Hay una frase que me he repetido en muchas ocasiones. Una idea que ha llegado a convertirse en un mantra a lo largo de mi vida.
No encajo.
No encajo.
No encajo.
La niña que jugaba al fútbol, la que brincaba con chicos, la chica que soñaba con ser deportista, la amiga que bailaba sin alcohol en las discotecas. La que viaja a Nueva York y se compra pelotas de béisbol de recuerdo en lugar de comprar ¿tangas? o visitar un outlet.
Siempre he mirado el mundo a través de unas gafas que yo he creído diferentes a las de los demás.
La brillante
dice una frase muy potente: Si te tienes que agachar, ahí no es. Con solo ocho palabras nos sitúa en el centro de la ecuación. Con la capacidad de valorar lo que somos, de ponernos en nuestro lugar. Y analizar que no todo vale. Que no todo nos debe servir. Que nos merecemos mucho.He pensado sobre ello. En ese mantra con el que mi cerebro me ha martilleado tantas veces.
Y quizás no es necesario encajar. Es posible que todos tengamos la misma sensación. Quizás andemos haciendo un esfuerzo, totalmente vano, de encajar en algún sitio. Pensando que los demás han encontrado ya su hueco.
Tal vez caminemos por la madriguera, dando vueltas, buscando algo que no existe. Una sensación tal vez de llegar a puerto, de tocar mare, de alcanzar la meta y sentirnos en calma. Y quizás, este no es el camino.
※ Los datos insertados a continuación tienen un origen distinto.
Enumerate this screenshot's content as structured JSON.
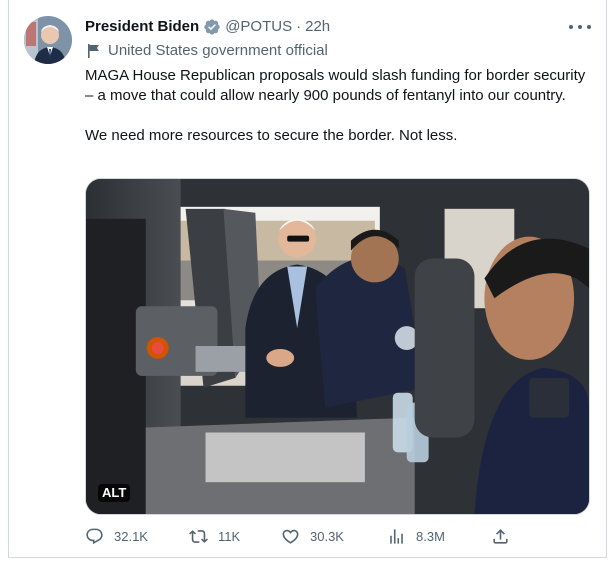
{
  "author": {
    "name": "President Biden",
    "handle": "@POTUS",
    "time": "22h",
    "separator": "·",
    "label": "United States government official"
  },
  "tweet": {
    "paragraph1": "MAGA House Republican proposals would slash funding for border security – a move that could allow nearly 900 pounds of fentanyl into our country.",
    "paragraph2": "We need more resources to secure the border. Not less."
  },
  "media": {
    "alt_badge": "ALT"
  },
  "actions": {
    "replies": "32.1K",
    "retweets": "11K",
    "likes": "30.3K",
    "views": "8.3M"
  },
  "colors": {
    "verified_badge": "#829aab",
    "secondary_text": "#536471",
    "border": "#cfd9de"
  },
  "icons": {
    "reply": "reply-icon",
    "retweet": "retweet-icon",
    "like": "heart-icon",
    "views": "views-icon",
    "share": "share-icon",
    "more": "more-icon",
    "label": "flag-icon",
    "verified": "verified-badge-icon"
  }
}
Hace años me sorprendían, por lo distantes, las mujeres perfectamente maquilladas, las que no tenían ni un vello en el cuerpo o las que combinan su ropa interior a la perfección. También aquellas personas que parecen saber cómo actuar en cada momento, o las que parecen no titubear para diferenciar lo que está bien de lo que está mal. Personas para las que no hay grises, supongo. Pero de las que seguramente tampoco me diferencio tanto (excepto lo de la ropa interior, que es una quimera).
En mi caso, salvo certezas excepcionales, parezco navegar por la vida en una duda constante. Un mirar a los lados, un buscar respuestas. Y es que, si la duda cotizara en Bolsa, yo sería millonaria.
Pero esa realidad tampoco está tan mal. Quién pone el marco para que encajemos, quién determina las medidas. Por qué no podemos ser nosotras mismas. Auténticas, con nuestra gama de grises, de alegría, tristeza o locura. Nuestras propias genias.
Quizás no hace falta encajar. Ni cuando somos críos, ni cuando somos jóvenes, ni ahora en la edad adulta.
Ante la sensación de no estar en el sitio adecuado tenemos la opción de cambiar de sitio. Sí. De buscar un entorno que nos sea más propicio, que nos haga sentir mejor, más cómodas en nuestra auténtica dimensión, sin empequeñecer. Sin menospreciar lo que somos.
También tenemos la opción de aceptarnos, de valorarnos, de limar quizás aquello que queremos mejorar, de apostar por lo que nos acerca a lo que queremos, de avanzar, de seguir creciendo.
La vida puede ser sencilla.
Y, con seguridad, será más mullida si nos tratamos bien y aceptamos lo que somos y lo que valemos.
Creo que lo de no encajar suele ser mayor preocupación en la adolescencia, sobre todo. Luego algunas como yo crecen y ya ni le ven sentido a querer llevar cierto uniforme a toda costa. Interesante tu texto.
Precioso texto. Creo que todas las mujeres nos hemos sentido así en algún momento. No es que no encajemos, sino que no nos dejan encajar donde queremos. Y desde pequeñas nos meten el molde.
Aquí una niña que no le dejaron jugar a fútbol y luego se sintió perdida.